It is an architectural issue in that the meaning/denotation of a URI
is defined in the architecture to be the basically the same for  
everyone,
so we have there may be implications on other parts of the web.

That said, the global hypertext system built out of HTML and
the global KR system build out of RDF are different in many ways.
I think we should get the semantic web act together before
we look at way sin which we try to merge them too closely.
It might be reasonable to convert/coerce an RDF URI into a hypertext
anchor of a document describing what the thing is, but it is not
the primary goal.


4. Retreivability

> Retrievability is a total red herring. Much of Tim's language above
> seems devoted to weakening the requirement that you look up the
> ontology each time. That weakening just doesn't do anything for me.

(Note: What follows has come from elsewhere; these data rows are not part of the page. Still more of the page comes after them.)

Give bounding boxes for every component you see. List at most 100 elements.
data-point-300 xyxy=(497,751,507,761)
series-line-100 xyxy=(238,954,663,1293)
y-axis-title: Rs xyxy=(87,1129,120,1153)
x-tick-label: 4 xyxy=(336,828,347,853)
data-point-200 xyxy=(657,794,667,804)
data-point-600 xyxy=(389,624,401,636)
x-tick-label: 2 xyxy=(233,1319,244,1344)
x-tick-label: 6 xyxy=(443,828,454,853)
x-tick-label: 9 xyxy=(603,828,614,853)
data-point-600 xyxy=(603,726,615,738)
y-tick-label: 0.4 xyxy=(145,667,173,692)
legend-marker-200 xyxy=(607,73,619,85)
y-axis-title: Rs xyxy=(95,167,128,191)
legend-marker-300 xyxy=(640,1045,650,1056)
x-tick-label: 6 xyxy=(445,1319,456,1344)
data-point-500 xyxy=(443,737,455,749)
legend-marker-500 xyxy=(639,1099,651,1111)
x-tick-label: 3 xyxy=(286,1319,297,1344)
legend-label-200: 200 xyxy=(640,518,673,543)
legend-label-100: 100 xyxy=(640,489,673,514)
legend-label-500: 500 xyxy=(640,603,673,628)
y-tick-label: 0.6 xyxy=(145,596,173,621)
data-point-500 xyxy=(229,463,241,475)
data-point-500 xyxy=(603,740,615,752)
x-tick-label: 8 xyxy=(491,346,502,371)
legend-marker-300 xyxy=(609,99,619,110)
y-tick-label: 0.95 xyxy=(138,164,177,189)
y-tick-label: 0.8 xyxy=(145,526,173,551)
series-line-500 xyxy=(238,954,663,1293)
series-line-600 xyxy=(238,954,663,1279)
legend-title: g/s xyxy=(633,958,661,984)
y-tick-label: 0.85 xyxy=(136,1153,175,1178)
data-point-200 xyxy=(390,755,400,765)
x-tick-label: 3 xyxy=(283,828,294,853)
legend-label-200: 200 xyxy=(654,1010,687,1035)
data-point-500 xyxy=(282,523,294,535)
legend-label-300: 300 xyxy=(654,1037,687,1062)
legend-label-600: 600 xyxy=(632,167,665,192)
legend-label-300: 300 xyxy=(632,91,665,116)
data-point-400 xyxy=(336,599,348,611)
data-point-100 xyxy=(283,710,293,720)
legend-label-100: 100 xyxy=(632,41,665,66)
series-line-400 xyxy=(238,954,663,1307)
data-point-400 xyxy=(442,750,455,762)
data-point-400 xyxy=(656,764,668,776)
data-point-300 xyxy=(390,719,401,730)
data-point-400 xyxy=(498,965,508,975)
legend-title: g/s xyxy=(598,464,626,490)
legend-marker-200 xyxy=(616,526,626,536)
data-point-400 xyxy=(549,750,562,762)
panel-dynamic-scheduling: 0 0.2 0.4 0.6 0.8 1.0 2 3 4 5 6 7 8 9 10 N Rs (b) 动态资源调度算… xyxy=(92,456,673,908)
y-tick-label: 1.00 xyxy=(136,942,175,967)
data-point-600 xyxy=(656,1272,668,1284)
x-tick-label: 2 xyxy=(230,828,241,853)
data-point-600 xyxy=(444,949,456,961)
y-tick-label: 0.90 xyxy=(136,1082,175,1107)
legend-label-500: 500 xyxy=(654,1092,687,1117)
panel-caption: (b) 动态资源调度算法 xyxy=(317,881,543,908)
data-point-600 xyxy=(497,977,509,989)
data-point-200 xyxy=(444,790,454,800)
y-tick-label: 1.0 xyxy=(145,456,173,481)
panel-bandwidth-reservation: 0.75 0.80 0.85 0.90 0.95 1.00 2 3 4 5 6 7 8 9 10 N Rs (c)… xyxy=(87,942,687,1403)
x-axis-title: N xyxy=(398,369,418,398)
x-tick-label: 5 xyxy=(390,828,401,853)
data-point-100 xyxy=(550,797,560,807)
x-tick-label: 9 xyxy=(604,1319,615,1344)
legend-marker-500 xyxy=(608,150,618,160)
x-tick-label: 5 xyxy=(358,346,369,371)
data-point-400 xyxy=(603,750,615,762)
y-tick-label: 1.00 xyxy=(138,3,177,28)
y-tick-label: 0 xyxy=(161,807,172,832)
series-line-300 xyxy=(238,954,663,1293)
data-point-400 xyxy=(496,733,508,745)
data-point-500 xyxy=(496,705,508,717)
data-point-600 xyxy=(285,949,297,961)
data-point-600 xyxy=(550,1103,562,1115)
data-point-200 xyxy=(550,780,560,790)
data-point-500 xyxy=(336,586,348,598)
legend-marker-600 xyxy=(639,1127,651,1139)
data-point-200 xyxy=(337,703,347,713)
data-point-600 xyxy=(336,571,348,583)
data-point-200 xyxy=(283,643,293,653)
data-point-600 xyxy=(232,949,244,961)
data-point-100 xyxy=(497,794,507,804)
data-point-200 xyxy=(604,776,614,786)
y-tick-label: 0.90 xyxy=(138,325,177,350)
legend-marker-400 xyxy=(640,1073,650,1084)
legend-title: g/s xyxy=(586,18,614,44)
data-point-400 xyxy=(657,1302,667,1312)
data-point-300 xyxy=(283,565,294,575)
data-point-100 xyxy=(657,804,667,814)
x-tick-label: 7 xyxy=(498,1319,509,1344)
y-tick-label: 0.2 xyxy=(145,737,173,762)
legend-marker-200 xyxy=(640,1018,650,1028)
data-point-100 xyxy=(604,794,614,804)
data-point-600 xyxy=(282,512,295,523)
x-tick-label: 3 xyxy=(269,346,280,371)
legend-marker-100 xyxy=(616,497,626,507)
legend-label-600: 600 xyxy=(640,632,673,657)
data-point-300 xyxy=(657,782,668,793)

There is no such requirement, so no weakening of it.

> The
> requirement is commitment to the URI owner's ontology, and, apparently,
> to the current URI owners *current* ontology (which I must try to
> ascertain to the best of my ability, and we're tolerant of web
> failures, etc.)

You seem to think that you are being constrained
as to what you, personally, or you as your software must do.
You don't have to do anything from the point of view of us defining
what the RDF means.  Whether your machine spends a certain
amount of time or effort to access things under various circumstances
depends on what you are trying to do.  If have no goals, turn the
machine off.

It is much more a question of defining *if* you do these things, then
what will you be able to conclude?  From that may follow your decisions
as to what to do to achieve a goal.

Yes, to name the class of reasoners which does inference and looks
up ontological closures as it goes might be useful, just as we have
various levels of OWL reasoner.  But we don't expect it of everything  
with
an RDF parser.

5. Natural language definitions

> Natural language defintions [are a red herring].
> These are related but distinct. But let me
> tell you, if you think I'm committed to not only the *formal, machine
> readable* ontologies (in an importy sense) but the *natural language*
> ontologies...uh...well, let's just say I don't know how to import the
> latter. (Actually, this would suggest that I, a software writer, would
> have to check EVERY URI for the natural language spec and rewrite my
> software to conform. Yick.)

Only if you want to write software which does more useful things.
Yes, people who receive documents written in the OWL ontology
to derive more useful information have to read the OWL specs
and stuff. Yick.  Hard work.   But you only have o do that
if you need to.  Maybe you do it because you are claiming to
provide a service which includes inference as defined in an OWL
conformance level.

6. Limiting the damage

There is a corner case in which somebody writes
something rather irrelevant and potentially inconsistent
in an ontology.  Sally defines Girl as intersection of
YoungPerson and Female, and also mentions
that the weather is sunny.

One solution is to say that that is not a friendly way to do things,
she should not do that.

Another solution is to try to "limit the damage" as you say
so that somehow the information in the ontology to which
one is committed is only that which "defines" the predicate
in question for some value of "defines".  I can't see any
way to do that formally - only with hand waving.
I can see the distinction being used in court but not in a machine.
So I haven't explored that route.

7 Naive protocols and safe operating procedures

Actually, the whole question of damage raises another distinction.
Most of the "intuition pump" example is about things going wrong.

I think we may have to consciously distinguish in the design
of the semantic web in general between the normal expected ways
of going about things, which we can show will wok, and the
operating procedures which will allow one to operate safely in
a potentially hostile environment.

Example: a purchase choice system choses the cheapest product
which is offered as being compatible with an hp:p314159.
The naive protocol is for the seller to offer the compatibility and  
price
system in the catalogue which you get by dereferencing the
part URI, and the buyer loading the catalogs into its kb.
A more secure system filters the catalogs for lies about
which product is best.  You can define conformance with some
market protocol in that the catalog only has data of a given form,
but you still want to be careful about things which break it.

Focussing, then, back on what an RDF document means, which
was the original narrower scope than all of this, I would say we have
to first define the naive protocol,

- Use of an HTTP URI as a symbol in an RDF statement
  refers to one thing which the URI owner intended.

- The URI owner puts true, consistent, hum &/or machine
readable information in the
   document that you get should you chose to dereference the URI.

- Nobody hijacks the domain name system, the LAN or the server,
  or an intervening proxy, or the user's computer, etc


If we could get that nailed down first, then afterwards we could launch  
into
the questions of what happens when people lie, make mistakes,
fix mistakes, the net goes down, and so on, as to whether we should
make the best of it, model everything in an extra level of detail,
take someone to court or call the to discuss it over lunch, et cetera.

We can also define useful rules of friendly behavior which a community
could adopt to make a working system within that community.

Tim
Received on Friday, 26 September 2003 10:42:25 UTC